A review by weaselweader
Trunk Music by Michael Connelly

4.0

One success after another!

A beat officer on routine patrol in a deserted park on Mulholland Drive discovers a body stuffed in the trunk of a parked Rolls Royce Silver Cloud. The crime scene reveals a very professional mobster style execution with two bullets to the back of the head. Subsequent investigation determines the victim is Tony Aliso, a low level but apparently quite wealthy Hollywood executive whose company produces straight to video B movies - little better than soft core skin flicks. In a style that is now very familiar to Michael Connelly's legion of rabid fans, a less than by-the-book investigation by LAPD homicide detective, Harry Bosch, and his new team Kiz Rider, a young black female officer and veteran Jerry Edgar, leads them through a viper's nest of Las Vegas and Chicago mobster connections, dirty cops, Internal Affairs hatchet jobs, FBI cover ups and departmental police bickering.

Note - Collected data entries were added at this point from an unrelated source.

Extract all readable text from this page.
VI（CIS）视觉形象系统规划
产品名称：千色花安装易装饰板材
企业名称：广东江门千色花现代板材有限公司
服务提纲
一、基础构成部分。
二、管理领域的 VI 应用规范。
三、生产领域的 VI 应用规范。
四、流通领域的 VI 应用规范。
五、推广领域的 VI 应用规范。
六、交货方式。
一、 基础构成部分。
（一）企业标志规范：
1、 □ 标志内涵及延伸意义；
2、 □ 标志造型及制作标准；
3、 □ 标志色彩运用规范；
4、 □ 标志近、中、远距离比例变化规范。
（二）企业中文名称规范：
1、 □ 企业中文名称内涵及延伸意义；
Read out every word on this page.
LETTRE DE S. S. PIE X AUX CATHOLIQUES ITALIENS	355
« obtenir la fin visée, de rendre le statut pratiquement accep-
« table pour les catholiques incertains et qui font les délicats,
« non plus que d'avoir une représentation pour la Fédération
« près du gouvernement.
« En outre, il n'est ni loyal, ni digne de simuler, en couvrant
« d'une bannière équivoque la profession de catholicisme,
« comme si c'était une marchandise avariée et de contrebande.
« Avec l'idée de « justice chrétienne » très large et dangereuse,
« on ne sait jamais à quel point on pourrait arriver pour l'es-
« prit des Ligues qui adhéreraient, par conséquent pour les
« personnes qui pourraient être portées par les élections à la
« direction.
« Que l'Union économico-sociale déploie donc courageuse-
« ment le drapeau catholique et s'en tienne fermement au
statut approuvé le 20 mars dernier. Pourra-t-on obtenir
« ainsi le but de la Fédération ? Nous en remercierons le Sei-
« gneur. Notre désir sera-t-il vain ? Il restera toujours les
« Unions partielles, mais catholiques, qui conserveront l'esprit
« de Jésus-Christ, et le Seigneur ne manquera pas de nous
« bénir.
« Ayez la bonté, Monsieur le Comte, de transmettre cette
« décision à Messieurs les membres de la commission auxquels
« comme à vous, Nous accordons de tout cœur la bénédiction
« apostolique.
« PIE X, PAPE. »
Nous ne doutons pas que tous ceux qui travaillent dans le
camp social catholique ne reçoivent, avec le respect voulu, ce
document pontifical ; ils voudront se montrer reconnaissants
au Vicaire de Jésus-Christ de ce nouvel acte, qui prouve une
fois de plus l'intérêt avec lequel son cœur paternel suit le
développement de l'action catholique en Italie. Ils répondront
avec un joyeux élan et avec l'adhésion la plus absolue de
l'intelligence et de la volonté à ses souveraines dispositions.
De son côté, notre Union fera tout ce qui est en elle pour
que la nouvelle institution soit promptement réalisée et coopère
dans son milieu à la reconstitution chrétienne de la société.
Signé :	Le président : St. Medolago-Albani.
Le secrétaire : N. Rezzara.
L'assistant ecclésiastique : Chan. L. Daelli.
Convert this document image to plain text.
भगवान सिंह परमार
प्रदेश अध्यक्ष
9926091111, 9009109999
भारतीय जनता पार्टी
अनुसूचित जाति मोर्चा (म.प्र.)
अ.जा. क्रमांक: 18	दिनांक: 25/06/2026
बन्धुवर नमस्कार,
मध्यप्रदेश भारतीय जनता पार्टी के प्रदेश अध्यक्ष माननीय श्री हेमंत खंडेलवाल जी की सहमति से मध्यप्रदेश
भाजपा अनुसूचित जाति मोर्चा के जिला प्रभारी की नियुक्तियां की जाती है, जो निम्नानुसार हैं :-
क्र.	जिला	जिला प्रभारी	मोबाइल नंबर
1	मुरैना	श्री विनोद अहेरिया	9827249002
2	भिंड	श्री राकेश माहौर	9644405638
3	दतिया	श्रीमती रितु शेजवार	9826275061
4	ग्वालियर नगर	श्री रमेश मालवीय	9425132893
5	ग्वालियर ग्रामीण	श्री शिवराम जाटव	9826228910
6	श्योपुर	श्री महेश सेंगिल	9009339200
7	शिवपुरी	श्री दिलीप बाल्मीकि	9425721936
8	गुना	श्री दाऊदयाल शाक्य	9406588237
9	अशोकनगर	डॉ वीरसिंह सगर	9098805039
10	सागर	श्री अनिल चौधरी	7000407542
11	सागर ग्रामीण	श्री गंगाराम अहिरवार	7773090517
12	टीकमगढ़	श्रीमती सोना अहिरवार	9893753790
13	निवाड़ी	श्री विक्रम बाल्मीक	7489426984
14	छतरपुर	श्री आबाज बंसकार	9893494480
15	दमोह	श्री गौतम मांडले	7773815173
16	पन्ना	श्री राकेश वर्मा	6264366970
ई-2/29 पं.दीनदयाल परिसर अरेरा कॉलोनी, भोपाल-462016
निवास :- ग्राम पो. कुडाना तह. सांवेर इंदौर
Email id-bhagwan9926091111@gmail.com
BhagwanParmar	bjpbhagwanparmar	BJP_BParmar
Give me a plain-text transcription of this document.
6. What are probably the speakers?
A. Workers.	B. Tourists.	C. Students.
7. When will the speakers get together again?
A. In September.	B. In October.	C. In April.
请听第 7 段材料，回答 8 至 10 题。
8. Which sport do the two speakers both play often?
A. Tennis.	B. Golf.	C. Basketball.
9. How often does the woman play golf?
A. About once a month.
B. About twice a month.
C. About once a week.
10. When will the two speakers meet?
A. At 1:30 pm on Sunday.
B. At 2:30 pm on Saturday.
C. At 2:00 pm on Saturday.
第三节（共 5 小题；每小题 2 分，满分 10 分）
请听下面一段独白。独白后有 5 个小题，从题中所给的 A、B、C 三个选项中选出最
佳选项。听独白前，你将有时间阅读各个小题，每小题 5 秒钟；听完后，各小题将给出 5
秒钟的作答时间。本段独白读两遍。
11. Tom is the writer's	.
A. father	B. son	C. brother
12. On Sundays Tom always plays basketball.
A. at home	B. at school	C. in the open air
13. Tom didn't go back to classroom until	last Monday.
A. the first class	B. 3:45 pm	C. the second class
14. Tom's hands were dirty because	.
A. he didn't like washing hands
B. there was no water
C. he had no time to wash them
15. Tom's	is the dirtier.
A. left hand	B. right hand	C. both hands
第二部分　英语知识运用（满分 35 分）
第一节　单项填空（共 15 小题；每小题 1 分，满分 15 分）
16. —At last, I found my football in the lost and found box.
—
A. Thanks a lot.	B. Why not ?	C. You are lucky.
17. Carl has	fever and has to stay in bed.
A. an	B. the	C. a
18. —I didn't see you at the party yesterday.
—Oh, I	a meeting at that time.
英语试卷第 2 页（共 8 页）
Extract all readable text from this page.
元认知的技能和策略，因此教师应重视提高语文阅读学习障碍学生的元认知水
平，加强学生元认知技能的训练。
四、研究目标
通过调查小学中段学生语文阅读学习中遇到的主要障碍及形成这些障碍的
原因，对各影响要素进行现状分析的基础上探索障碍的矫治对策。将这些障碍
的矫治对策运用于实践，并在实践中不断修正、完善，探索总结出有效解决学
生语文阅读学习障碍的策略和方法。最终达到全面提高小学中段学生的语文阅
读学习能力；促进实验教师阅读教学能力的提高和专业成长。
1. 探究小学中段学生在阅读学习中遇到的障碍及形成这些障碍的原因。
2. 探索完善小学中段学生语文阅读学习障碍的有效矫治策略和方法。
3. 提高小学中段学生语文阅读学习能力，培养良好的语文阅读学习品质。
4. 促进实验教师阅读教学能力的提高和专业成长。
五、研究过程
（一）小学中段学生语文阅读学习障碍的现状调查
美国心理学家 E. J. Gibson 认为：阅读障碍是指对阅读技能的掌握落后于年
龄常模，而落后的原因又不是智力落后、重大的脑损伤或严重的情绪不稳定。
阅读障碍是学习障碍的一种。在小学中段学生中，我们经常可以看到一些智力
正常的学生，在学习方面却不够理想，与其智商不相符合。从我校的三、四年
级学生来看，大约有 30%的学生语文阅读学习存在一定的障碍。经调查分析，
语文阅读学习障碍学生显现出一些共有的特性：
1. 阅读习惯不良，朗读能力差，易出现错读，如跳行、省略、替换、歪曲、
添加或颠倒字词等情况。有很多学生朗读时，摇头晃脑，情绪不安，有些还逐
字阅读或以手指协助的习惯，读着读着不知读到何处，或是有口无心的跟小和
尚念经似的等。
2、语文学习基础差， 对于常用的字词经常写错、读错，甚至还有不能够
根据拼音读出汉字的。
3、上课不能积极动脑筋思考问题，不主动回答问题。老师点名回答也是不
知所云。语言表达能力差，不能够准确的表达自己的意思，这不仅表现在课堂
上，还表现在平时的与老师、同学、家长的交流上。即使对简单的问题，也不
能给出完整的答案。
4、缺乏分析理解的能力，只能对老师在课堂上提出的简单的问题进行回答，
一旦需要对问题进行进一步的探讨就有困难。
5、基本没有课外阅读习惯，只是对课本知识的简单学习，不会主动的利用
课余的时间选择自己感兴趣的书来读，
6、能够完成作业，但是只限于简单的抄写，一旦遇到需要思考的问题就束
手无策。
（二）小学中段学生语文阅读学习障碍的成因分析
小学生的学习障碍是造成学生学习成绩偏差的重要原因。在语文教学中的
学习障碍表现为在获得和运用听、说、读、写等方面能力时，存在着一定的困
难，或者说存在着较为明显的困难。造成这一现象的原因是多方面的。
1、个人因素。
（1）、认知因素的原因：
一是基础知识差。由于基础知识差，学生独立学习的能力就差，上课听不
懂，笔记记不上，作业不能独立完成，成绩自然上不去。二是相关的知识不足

For the very first time since I began reading the Harry Bosch canon in order, a little niggling voice inside my head was trying to persuade me to not like Trunk Music. "Connelly," I said to myself, ... "This is too much. You've gone to that dirty cop well once too often. You're pushing your luck and this is just going to be repetitious!" Wrong! While the theme might be a little shop worn, Connelly still managed to pull yet another rabbit out of his hat and produce a superb police procedural with twists, turns, red herrings, dead ends and the requisite entirely unpredictable solution as well as allowing Bosch's character to grow at such a pace as to become almost larger than life. His relationship with former FBI Agent and now convicted felon, Eleanor Wish, paints him in warmer, more human colours than we've ever seen before. And in marked contrast to the constant butting of heads with Harvey (98) Pounds, readers will smile at a developing professional relationship with his new boss, Lieutenant Grace Billets.

Highly recommended. Sssh ... listen! That sound you can hear is the patter of running feet as Harry Bosch fans flock to their nearest bookstore to pick up the next one on the Harry Bosch reading list, Angel's Flight".